The term period is the number of years that premiums remains level until the policy expires or is up for renewal for another term: currently either 1, 5, 10, 15, 20, 25, or 30 years.
With term life insurance, the policy with the lowest cost is the one with the lowest premium.
The challenge comes when you are comparing dissimilar term policies, such as comparing an Annual Renewable Term Policy with a Guaranteed Level Premium Term.
Then you have the variations among level premium term policies with different guaranteed periods (e.g., 5 years, 10 years, 15 years, etc.), and you have to use your best judgment in determining whether you wish to compare guaranteed or projected rates.
An informed comparison should consider any differences in company ratings from the insurance rating agencies (e.g., A.M. Best, Standard & Poor’s, Fitch and Moody’s) as well as such intangibles; like how well each company has treated policy owners in the past.
It is also helpful to keep in mind that competition for term business has been aggressive in intensity for a number of years, and company actuaries have been aggressively pricing their policies to attract new business, anticipating favorable long-term mortality experience.
This premium rate cutting may work out or it may turn out, in retrospect, to have been overly aggressive.
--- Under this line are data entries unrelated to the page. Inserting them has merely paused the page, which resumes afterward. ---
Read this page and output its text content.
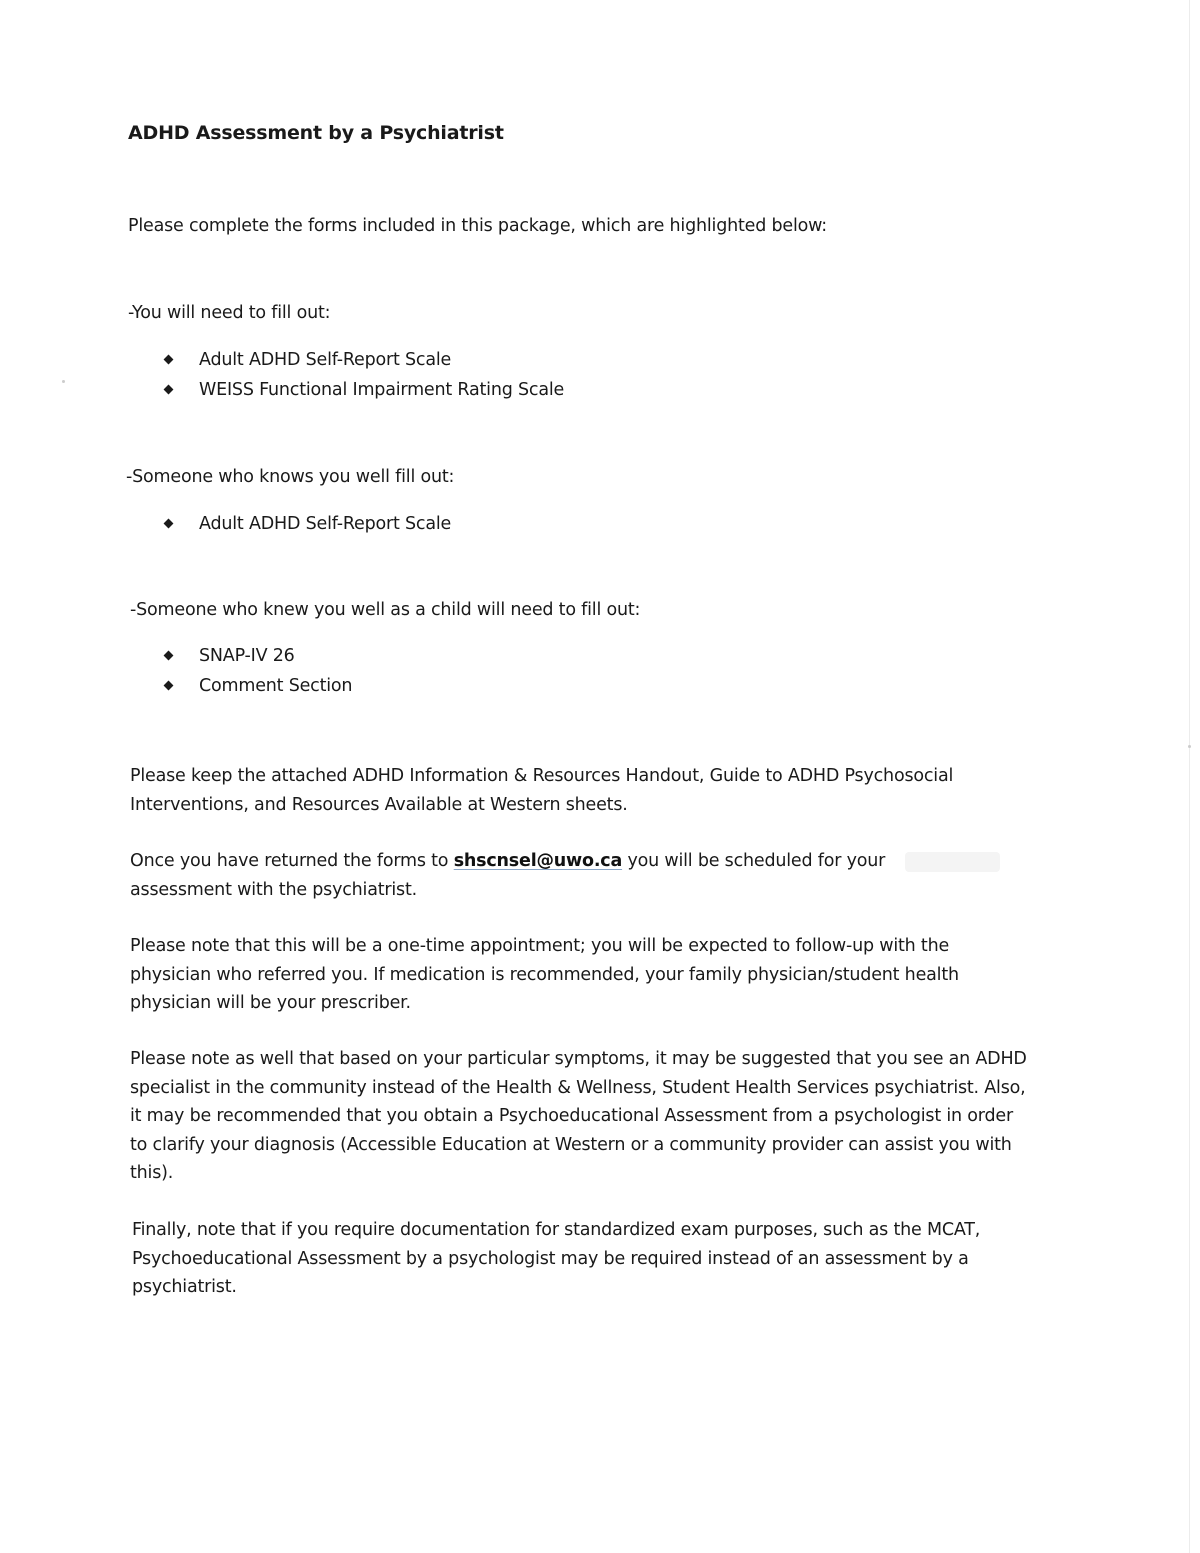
ADHD Assessment by a Psychiatrist

Please complete the forms included in this package, which are highlighted below:

-You will need to fill out:

Adult ADHD Self-Report Scale
WEISS Functional Impairment Rating Scale

-Someone who knows you well fill out:

Adult ADHD Self-Report Scale

-Someone who knew you well as a child will need to fill out:

SNAP-IV 26
Comment Section

Please keep the attached ADHD Information & Resources Handout, Guide to ADHD Psychosocial
Interventions, and Resources Available at Western sheets.

Once you have returned the forms to shscnsel@uwo.ca you will be scheduled for your
assessment with the psychiatrist.

Please note that this will be a one-time appointment; you will be expected to follow-up with the
physician who referred you. If medication is recommended, your family physician/student health
physician will be your prescriber.

Please note as well that based on your particular symptoms, it may be suggested that you see an ADHD
specialist in the community instead of the Health & Wellness, Student Health Services psychiatrist. Also,
it may be recommended that you obtain a Psychoeducational Assessment from a psychologist in order
to clarify your diagnosis (Accessible Education at Western or a community provider can assist you with
this).

Finally, note that if you require documentation for standardized exam purposes, such as the MCAT,
Psychoeducational Assessment by a psychologist may be required instead of an assessment by a
psychiatrist.
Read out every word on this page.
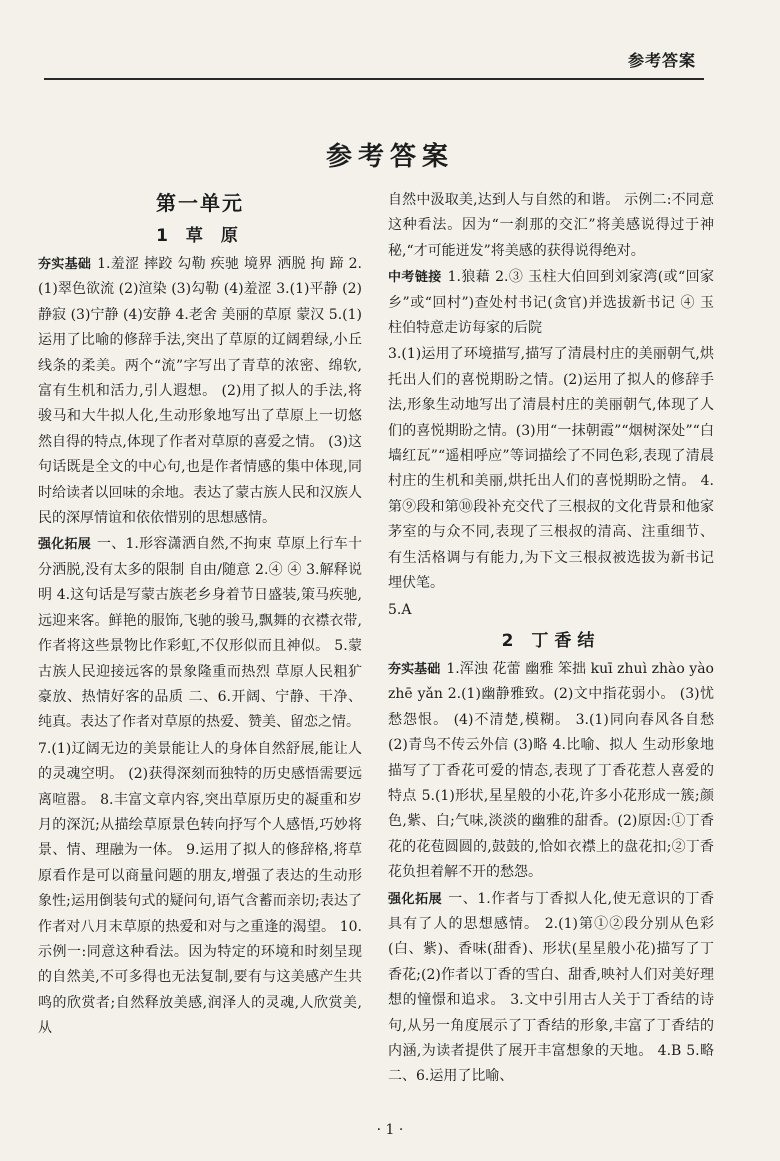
参考答案
参考答案
第一单元
1 草 原

夯实基础 1.羞涩 摔跤 勾勒 疾驰 境界 洒脱 拘 蹄 2.(1)翠色欲流 (2)渲染 (3)勾勒 (4)羞涩 3.(1)平静 (2)静寂 (3)宁静 (4)安静 4.老舍 美丽的草原 蒙汉 5.(1)运用了比喻的修辞手法,突出了草原的辽阔碧绿,小丘线条的柔美。两个“流”字写出了青草的浓密、绵软,富有生机和活力,引人遐想。 (2)用了拟人的手法,将骏马和大牛拟人化,生动形象地写出了草原上一切悠然自得的特点,体现了作者对草原的喜爱之情。 (3)这句话既是全文的中心句,也是作者情感的集中体现,同时给读者以回味的余地。表达了蒙古族人民和汉族人民的深厚情谊和依依惜别的思想感情。

强化拓展 一、1.形容潇洒自然,不拘束 草原上行车十分洒脱,没有太多的限制 自由/随意 2.④ ④ 3.解释说明 4.这句话是写蒙古族老乡身着节日盛装,策马疾驰,远迎来客。鲜艳的服饰,飞驰的骏马,飘舞的衣襟衣带,作者将这些景物比作彩虹,不仅形似而且神似。 5.蒙古族人民迎接远客的景象隆重而热烈 草原人民粗犷豪放、热情好客的品质 二、6.开阔、宁静、干净、纯真。表达了作者对草原的热爱、赞美、留恋之情。

7.(1)辽阔无边的美景能让人的身体自然舒展,能让人的灵魂空明。 (2)获得深刻而独特的历史感悟需要远离喧嚣。 8.丰富文章内容,突出草原历史的凝重和岁月的深沉;从描绘草原景色转向抒写个人感悟,巧妙将景、情、理融为一体。 9.运用了拟人的修辞格,将草原看作是可以商量问题的朋友,增强了表达的生动形象性;运用倒装句式的疑问句,语气含蓄而亲切;表达了作者对八月末草原的热爱和对与之重逢的渴望。 10.示例一:同意这种看法。因为特定的环境和时刻呈现的自然美,不可多得也无法复制,要有与这美感产生共鸣的欣赏者;自然释放美感,润泽人的灵魂,人欣赏美,从

自然中汲取美,达到人与自然的和谐。 示例二:不同意这种看法。因为“一刹那的交汇”将美感说得过于神秘,“才可能迸发”将美感的获得说得绝对。

中考链接 1.狼藉 2.③ 玉柱大伯回到刘家湾(或“回家乡”或“回村”)查处村书记(贪官)并选拔新书记 ④ 玉柱伯特意走访每家的后院

3.(1)运用了环境描写,描写了清晨村庄的美丽朝气,烘托出人们的喜悦期盼之情。(2)运用了拟人的修辞手法,形象生动地写出了清晨村庄的美丽朝气,体现了人们的喜悦期盼之情。(3)用“一抹朝霞”“烟树深处”“白墙红瓦”“遥相呼应”等词描绘了不同色彩,表现了清晨村庄的生机和美丽,烘托出人们的喜悦期盼之情。 4.第⑨段和第⑩段补充交代了三根叔的文化背景和他家茅室的与众不同,表现了三根叔的清高、注重细节、有生活格调与有能力,为下文三根叔被选拔为新书记埋伏笔。

5.A

2 丁香结

夯实基础 1.浑浊 花蕾 幽雅 笨拙 kuī zhuì zhào yào zhē yǎn 2.(1)幽静雅致。(2)文中指花弱小。 (3)忧愁怨恨。 (4)不清楚,模糊。 3.(1)同向春风各自愁 (2)青鸟不传云外信 (3)略 4.比喻、拟人 生动形象地描写了丁香花可爱的情态,表现了丁香花惹人喜爱的特点 5.(1)形状,星星般的小花,许多小花形成一簇;颜色,紫、白;气味,淡淡的幽雅的甜香。(2)原因:①丁香花的花苞圆圆的,鼓鼓的,恰如衣襟上的盘花扣;②丁香花负担着解不开的愁怨。

强化拓展 一、1.作者与丁香拟人化,使无意识的丁香具有了人的思想感情。 2.(1)第①②段分别从色彩(白、紫)、香味(甜香)、形状(星星般小花)描写了丁香花;(2)作者以丁香的雪白、甜香,映衬人们对美好理想的憧憬和追求。 3.文中引用古人关于丁香结的诗句,从另一角度展示了丁香结的形象,丰富了丁香结的内涵,为读者提供了展开丰富想象的天地。 4.B 5.略 二、6.运用了比喻、

· 1 ·
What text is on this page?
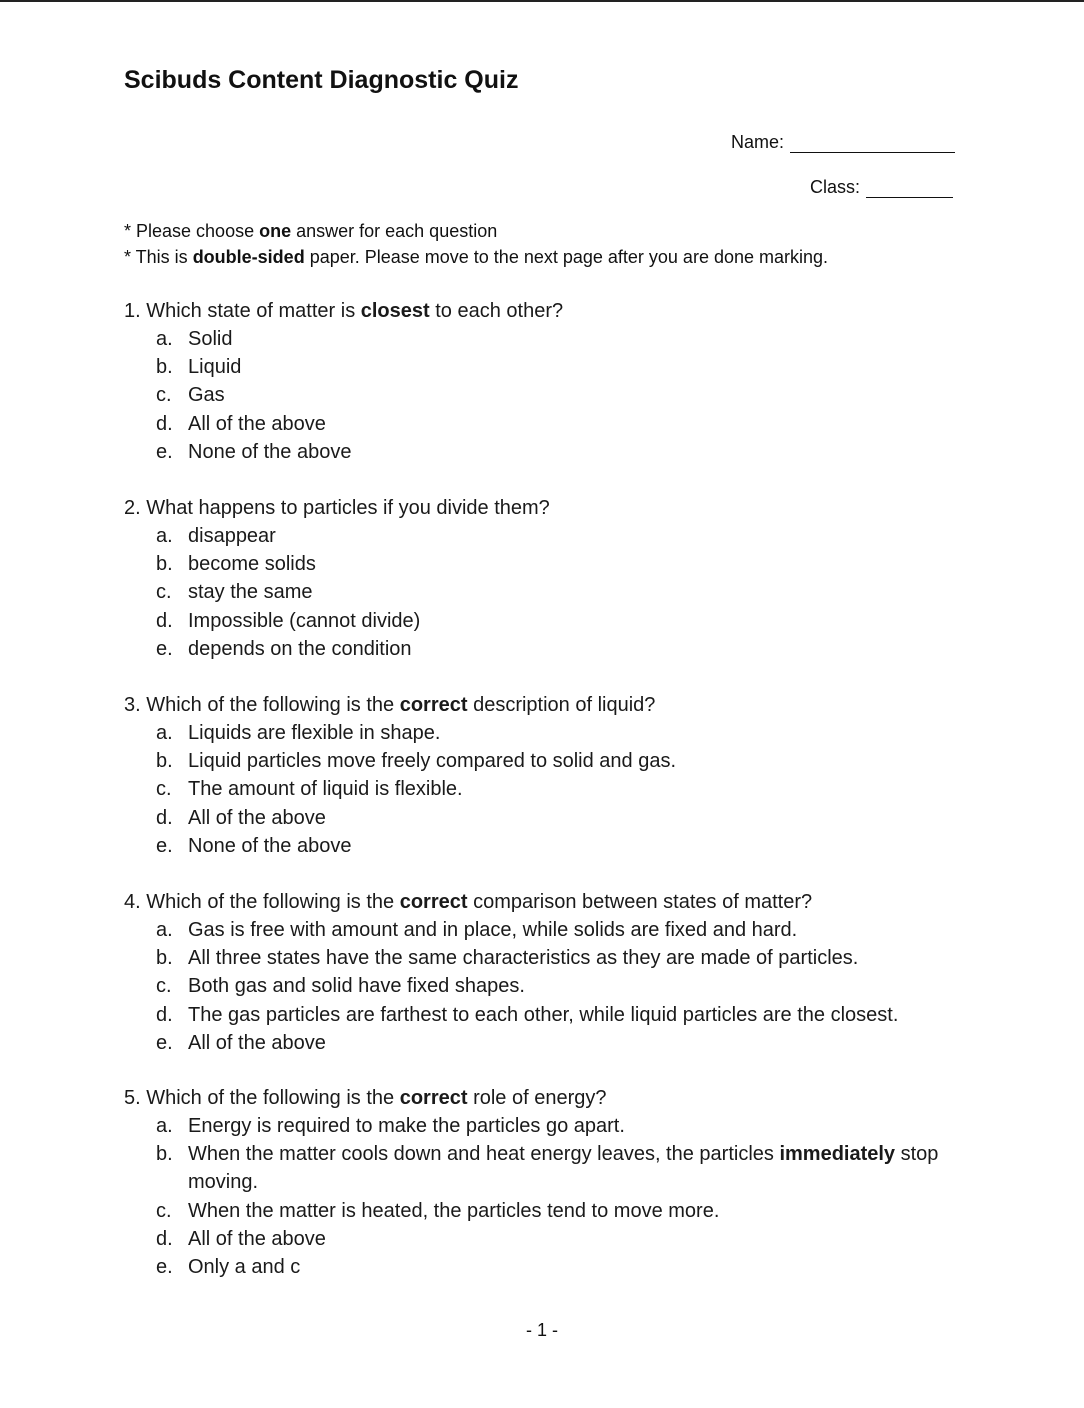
Scibuds Content Diagnostic Quiz
Name:
Class:
* Please choose one answer for each question
* This is double-sided paper. Please move to the next page after you are done marking.
1. Which state of matter is closest to each other?
a. Solid
b. Liquid
c. Gas
d. All of the above
e. None of the above
2. What happens to particles if you divide them?
a. disappear
b. become solids
c. stay the same
d. Impossible (cannot divide)
e. depends on the condition
3. Which of the following is the correct description of liquid?
a. Liquids are flexible in shape.
b. Liquid particles move freely compared to solid and gas.
c. The amount of liquid is flexible.
d. All of the above
e. None of the above
4. Which of the following is the correct comparison between states of matter?
a. Gas is free with amount and in place, while solids are fixed and hard.
b. All three states have the same characteristics as they are made of particles.
c. Both gas and solid have fixed shapes.
d. The gas particles are farthest to each other, while liquid particles are the closest.
e. All of the above
5. Which of the following is the correct role of energy?
a. Energy is required to make the particles go apart.
b. When the matter cools down and heat energy leaves, the particles immediately stop moving.
c. When the matter is heated, the particles tend to move more.
d. All of the above
e. Only a and c
- 1 -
In other words, there is no way to know what will happen in the future.
Factors to take into consideration:
-How many years the premium is guaranteed?
-Strength of the company, as measured by the insurance rating agencies “convertibility”. (Option to exchange without evidence of insurability, as the same rate class, to a permanent/cash value policy).
-Length of time convertibility option may be exercised.
-Products available for conversion. (Some companies give you a number of choices, while some limit you to one policy that is typically not a good value compared to other available policies.)
-Disability options, if any.
-Conversion credit (i.e., reduction in first-year premium as an incentive to convert to permanent insurance)
-Extra cost riders available such as: Disability waiver, Return of Premium, Family Rider, Accidental Death Benefit, Guaranteed Insurability Option, Child Rider, and Terminal Illness Rider.